Estando o traumático situado no campo do "além do princípio de prazer", podemos considerá-lo, então, como um conceito-limite. Limite, porquanto referido aos limites da capacidade de simbolização do aparato psíquico, ao mesmo tempo que, por esta mesma razão, vemo-nos aqui diante dos limites da psicanálise, em sua prática tanto clínica, quanto teórica. Tendo em vista a dimensão de catástrofe que comporta, o trauma, por definição, vem sempre deslocar o sujeito de seu lugar na cadeia de simbolização. Esta forma de considerar o traumático como estado limite do psíquico encontra eco nas palavras de Knobloch: "O traumático aparece pela impossibilidade de representação, como um estado limite do psíquico, não elaborado e desorganizado, que pode ser 'qualificado' de não representável" (Knobloch, 1998: 94).

Esse deslocamento ao campo do irrepresentável, operado pelo vivido traumático, tem como um de seus efeitos a produção de um estranhamento. Referindo-se aos sobreviventes de catástrofes históricas, Seligmann-Silva (2007, na comunicação oral acima referida) sustenta que: "algo da cena traumática permanece incorporado como um corpo estranho, estranhamento pelo fato de ter morado do outro lado do campo simbólico". É desse exílio do "campo simbólico" que se impõe a fundamental necessidade para aquele que viveu a experiência do trauma de contar para um outro o que foi vivido. Esta atividade de narrativa-testemunho, esse contar ao outro, implica, nas palavras proferidas pelo autor, a sobrevida daquele que passou por uma catástrofe, pois os que testemunharam são necessariamente aqueles que não sucumbiram.

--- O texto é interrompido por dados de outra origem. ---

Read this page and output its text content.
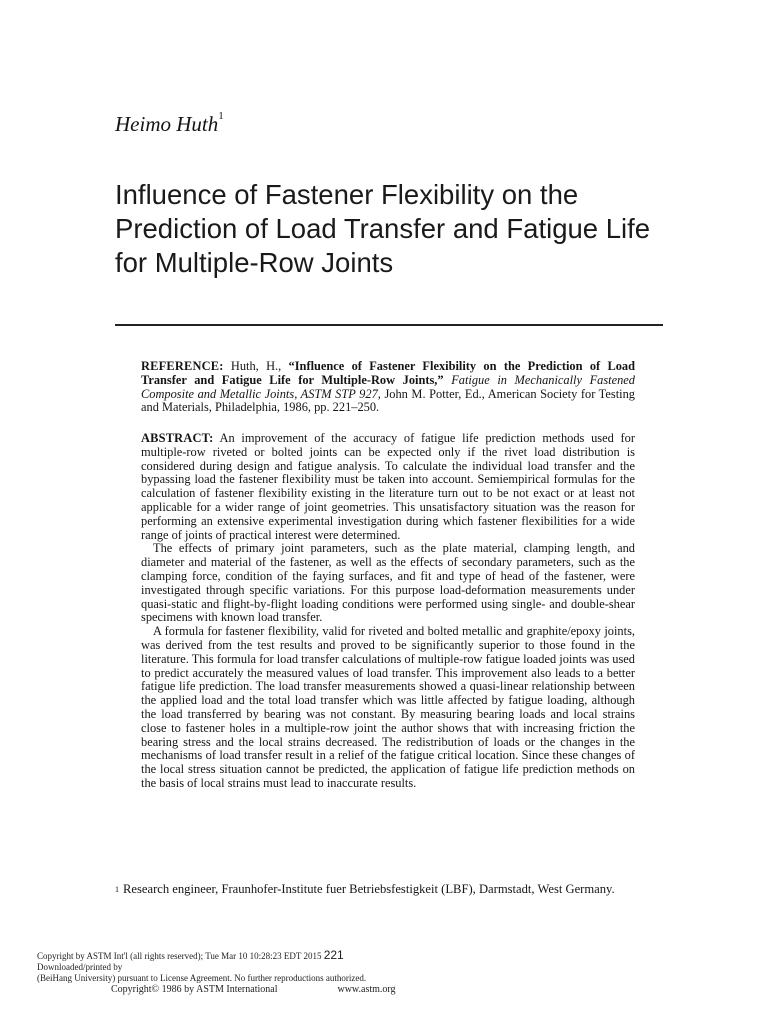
Heimo Huth$^1$
Influence of Fastener Flexibility on the Prediction of Load Transfer and Fatigue Life for Multiple-Row Joints

REFERENCE: Huth, H., “Influence of Fastener Flexibility on the Prediction of Load Transfer and Fatigue Life for Multiple-Row Joints,” Fatigue in Mechanically Fastened Composite and Metallic Joints, ASTM STP 927, John M. Potter, Ed., American Society for Testing and Materials, Philadelphia, 1986, pp. 221–250.

ABSTRACT: An improvement of the accuracy of fatigue life prediction methods used for multiple-row riveted or bolted joints can be expected only if the rivet load distribution is considered during design and fatigue analysis. To calculate the individual load transfer and the bypassing load the fastener flexibility must be taken into account. Semiempirical formulas for the calculation of fastener flexibility existing in the literature turn out to be not exact or at least not applicable for a wider range of joint geometries. This unsatisfactory situation was the reason for performing an extensive experimental investigation during which fastener flexibilities for a wide range of joints of practical interest were determined.

The effects of primary joint parameters, such as the plate material, clamping length, and diameter and material of the fastener, as well as the effects of secondary parameters, such as the clamping force, condition of the faying surfaces, and fit and type of head of the fastener, were investigated through specific variations. For this purpose load-deformation measurements under quasi-static and flight-by-flight loading conditions were performed using single- and double-shear specimens with known load transfer.

A formula for fastener flexibility, valid for riveted and bolted metallic and graphite/epoxy joints, was derived from the test results and proved to be significantly superior to those found in the literature. This formula for load transfer calculations of multiple-row fatigue loaded joints was used to predict accurately the measured values of load transfer. This improvement also leads to a better fatigue life prediction. The load transfer measurements showed a quasi-linear relationship between the applied load and the total load transfer which was little affected by fatigue loading, although the load transferred by bearing was not constant. By measuring bearing loads and local strains close to fastener holes in a multiple-row joint the author shows that with increasing friction the bearing stress and the local strains decreased. The redistribution of loads or the changes in the mechanisms of load transfer result in a relief of the fatigue critical location. Since these changes of the local stress situation cannot be predicted, the application of fatigue life prediction methods on the basis of local strains must lead to inaccurate results.

$^1$ Research engineer, Fraunhofer-Institute fuer Betriebsfestigkeit (LBF), Darmstadt, West Germany.
Copyright by ASTM Int'l (all rights reserved); Tue Mar 10 10:28:23 EDT 2015 221
Downloaded/printed by
(BeiHang University) pursuant to License Agreement. No further reproductions authorized.
Copyright© 1986 by ASTM International	www.astm.org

De fato, a profusão, neste século, de autobiografias e literaturas de testemunho, relatos da experiência dos que voltaram dos campos de concentração, vem endossar esta posição.

Por outro lado, para que esta narrativa seja possível, é preciso que seja feita a partir de algo que pôde ser conservado da experiência traumática. Assim, parece-nos fértil darmos seguimento à nossa reflexão através da trilha da memória.

 

A TEORIA FREUDIANA DA MEMÓRIA E A FUNÇÃO DA RECORDAÇÃO

O objetivo do tratamento, desde os primórdios da obra de Freud, consistia em tornar conscientes as lembranças recalcadas. Mas, no seio de uma importante modificação teórico-clínica na qual a noção de realidade psíquica assumiu um estatuto fundamental, Freud conclui que o recordado não coincide com os acontecimentos em si. Estes já constituem um material processado e transformado psiquicamente, resultado de um complexo processo de múltiplas retranscrições, no qual a experiência passada é ressignificada no contexto das experiências atuais. O trabalho psíquico incide sobre as recordações ao longo de diferentes épocas da vida, modificando-as segundo novas circunstâncias. Retomemos, neste ponto, a célebre carta a Fliess, a de número 52:

o material presente em forma de traços de memória estaria sujeito de tempos em tempos a um rearranjo segundo novas circunstâncias - a uma retranscrição. Assim, o que há de essencialmente novo a respeito de minha teoria é a tese de que a memória não se faz presente de uma só vez, mas se desdobra em vários tempos; que ela é registrada em diferentes espécies de indicações [...] os sucessivos registros representam a realização psíquica de épocas sucessivas da vida (Freud, [1896a] 1974: 254-5).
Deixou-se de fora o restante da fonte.